New lab test identifies cancer drug efficacy

By Wai Lang Chu

- Last updated on GMT

A new laboratory test that identifies patients who benefit most
from targeted cancer drugs was the talk of the annual meeting of
the American Society of Clinical Oncology (ASCO) as the test's
accuracy is sure to save hundreds of lives per year.

The findings is important because the EGFRx test, which can also be applied to many emerging targeted cancer drugs, could help to solve the problem of knowing which patients can tolerate costly, new treatments and their harmful side-effects.

Today's treatments for cancer, namely the molecularly-targeted anti-cancer therapies gefitinib (Iressa, AstraZeneca) and erlotinib (Tarceva, Genentech), are a vast improvement on treatments of ten years ago.

However, the therapies do not work for everyone, at least not as effectively and a test to determine the efficacy of these drugs in a patient could be the first crucial step in personalising treatment to the individual.

Additonally, most patients today are treated not with a targeted therapy drug alone but with a combination of chemotherapy drugs. Therefore, existing DNA and RNA tests do not reflect the way cancer medicine is practiced today.

The EGFRx assay, developed by The Weisenthal Cancer Group relies upon a technique known as "Whole Cell Profiling" in which living tumour cells are removed from an individual cancer patient and exposed in the laboratory to the new drugs.

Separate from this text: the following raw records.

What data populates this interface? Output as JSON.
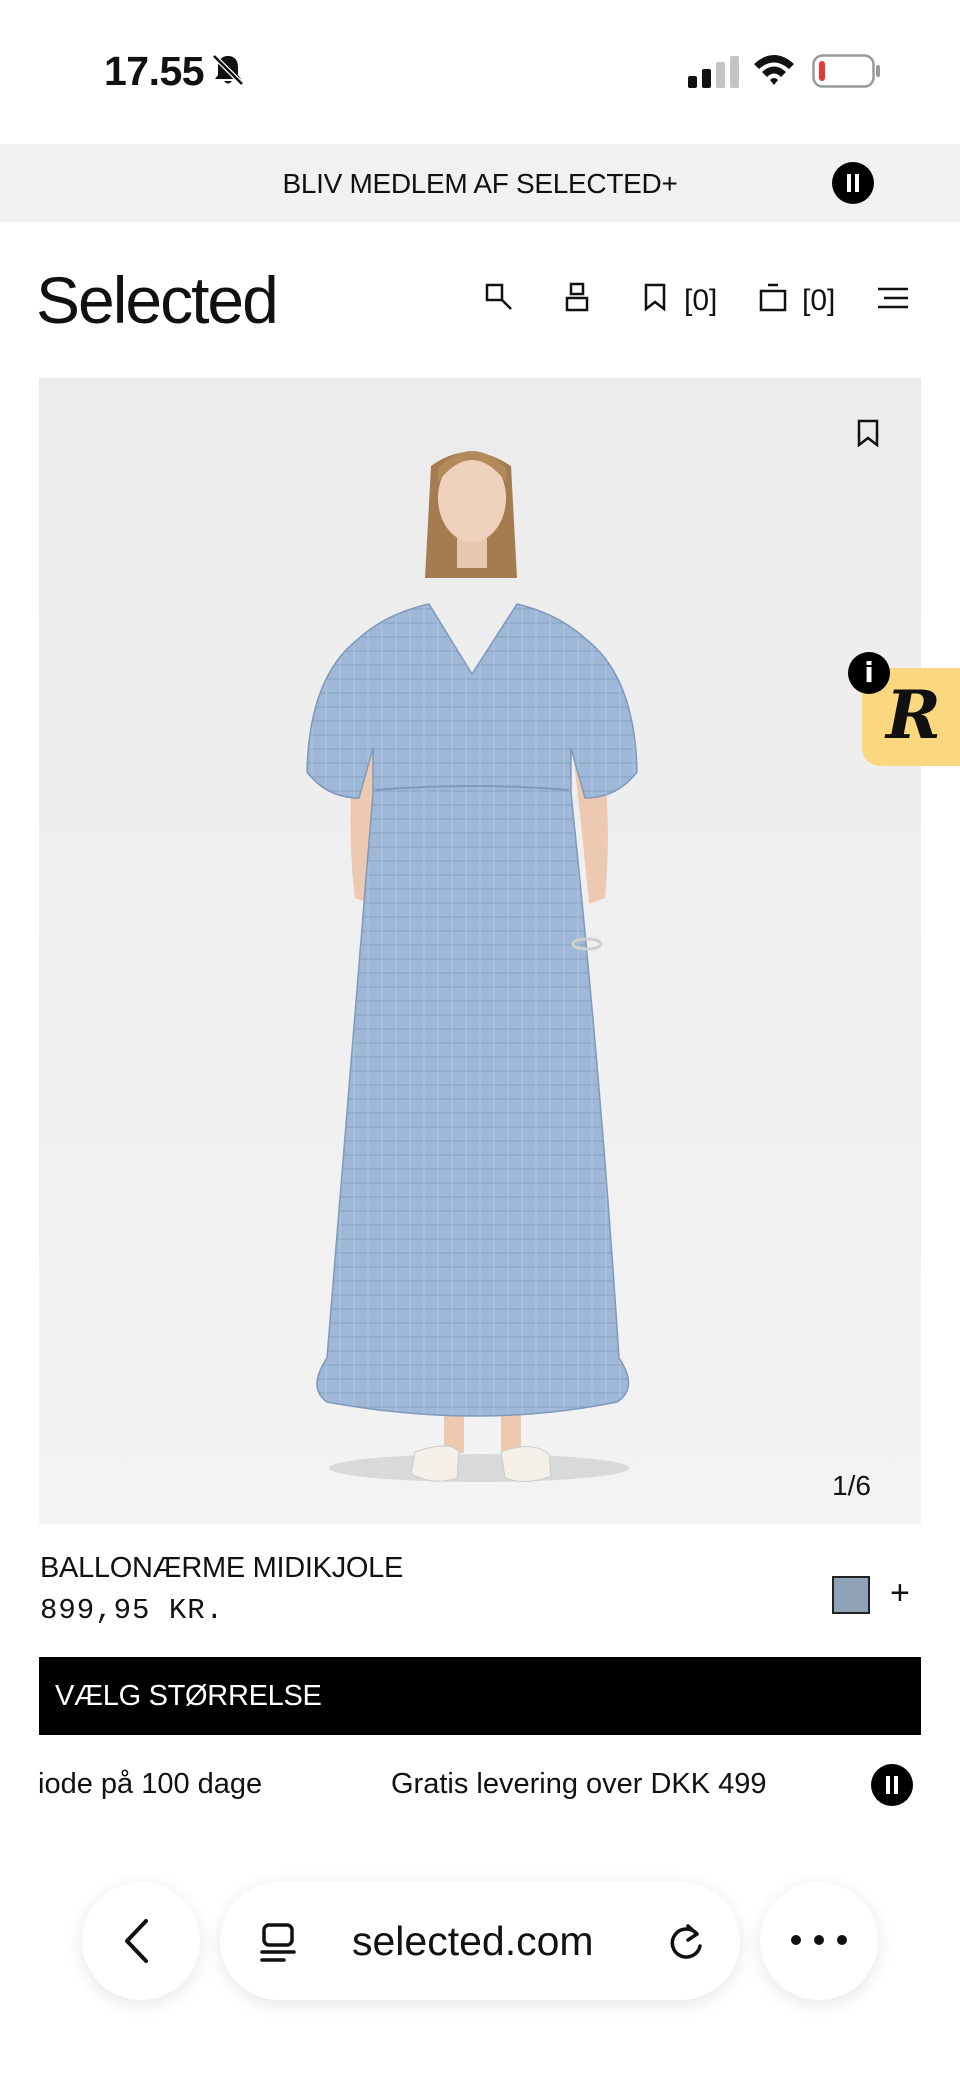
{
  "status_bar": {
    "time": "17.55",
    "icons": [
      "bell-slash-icon",
      "signal-icon",
      "wifi-icon",
      "battery-low-icon"
    ],
    "battery_color": "#e53935"
  },
  "promo": {
    "text": "BLIV MEDLEM AF SELECTED+",
    "pause_icon": "pause-icon"
  },
  "header": {
    "logo": "Selected",
    "icons": [
      "search-icon",
      "account-icon",
      "wishlist-icon",
      "bag-icon",
      "menu-icon"
    ],
    "wishlist_count": "[0]",
    "bag_count": "[0]"
  },
  "product": {
    "image_counter": "1/6",
    "name": "BALLONÆRME MIDIKJOLE",
    "price": "899,95 KR.",
    "swatch_color": "#8fa2b8",
    "add_color": "+",
    "size_button_label": "VÆLG STØRRELSE",
    "dress_color": "#9fb8d8"
  },
  "widget": {
    "letter": "R",
    "info": "i",
    "bg_color": "#fbd780"
  },
  "ticker": {
    "items": [
      "iode på 100 dage",
      "Gratis levering over DKK 499"
    ]
  },
  "browser": {
    "url": "selected.com",
    "icons": [
      "back-icon",
      "tabs-icon",
      "reload-icon",
      "more-icon"
    ]
  }
}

A variety of metabolic and apoptotic measurements are then used to determine if a specific drug was successful at killing the patient's cancer cells.

The whole cell profiling method differs from other tests in that it assesses the activity of a drug upon combined effect of all cellular processes, using several metabolic and morphologic endpoints.

Other tests, such as those which identify DNA or RNA sequences or expression of individual proteins often examine only one component of a much larger, interactive process.

"Over the past few years, researchers have put enormous efforts into genetic profiling as a way of predicting patient response to targeted therapies. However, no gene-based test as been described that can discriminate differing levels of anti-tumour activity occurring among different targeted therapy drugs,"​ said Larry Weisenthal, a medical oncologist and developer of the EGFRxTM assay.

He continued: "Nor can an available gene-based test identify situations in which it is advantageous to combine a targeted drug with other types of cancer drugs. So far, only whole profiling has demonstrated this critical ability."

Using the EGFRx assay and the whole cell profiling method, Weisenthal's group correlated test results, which were obtained by his lab.

Patients prospectively identified by Weisenthal as favourable candidates averaged 485 days of life after treatment with the targeted therapy drugs.

In contrast, patients identified as unfavourable candidates for the drugs averaged 75 days survival after receiving the drugs.

This compares to 76 days average survival among patients identified as unfavourable candidates and who did not receive a targeted therapy drug.

Survival among patients identified by Weisenthal as unfavourable candidates was therefore similar regardless of whether or not they received the targeted drugs.

"Not only is this an important predictive test that is available today,"​ said Weisenthal, "but it is also a unique tool that can help to identify newer and better drugs, evaluate promising drug combinations, and serve as a 'gold standard' correlative model with which to develop new DNA, RNA, and protein-based tests that better predict for drug activity."

Several new targeted drugs have been introduced during the last few years. These "smart drugs" focus their effects on specific, identifiable processes occurring within cancer cells.

Whilst the drugs are highly promising in that they provide an alternative to patients who have failed traditional therapies.

In addition, they are expensive, costing patients and insurance carriers $5,000 to $7,000 (€3900 - €5500) or more per month of treatment. Patients, physicians, insurance carriers, and the FDA are all calling for the discovery of predictive tests that allow for rational and cost-effective use of these drugs.

Weisenthal believes that his cell profiling approach, holds the key to solving some of the problems confronting a healthcare system that is seeking ways to best allocate available resources while accomplishing the critical task of matching individual patients with the treatments most likely to benefit them.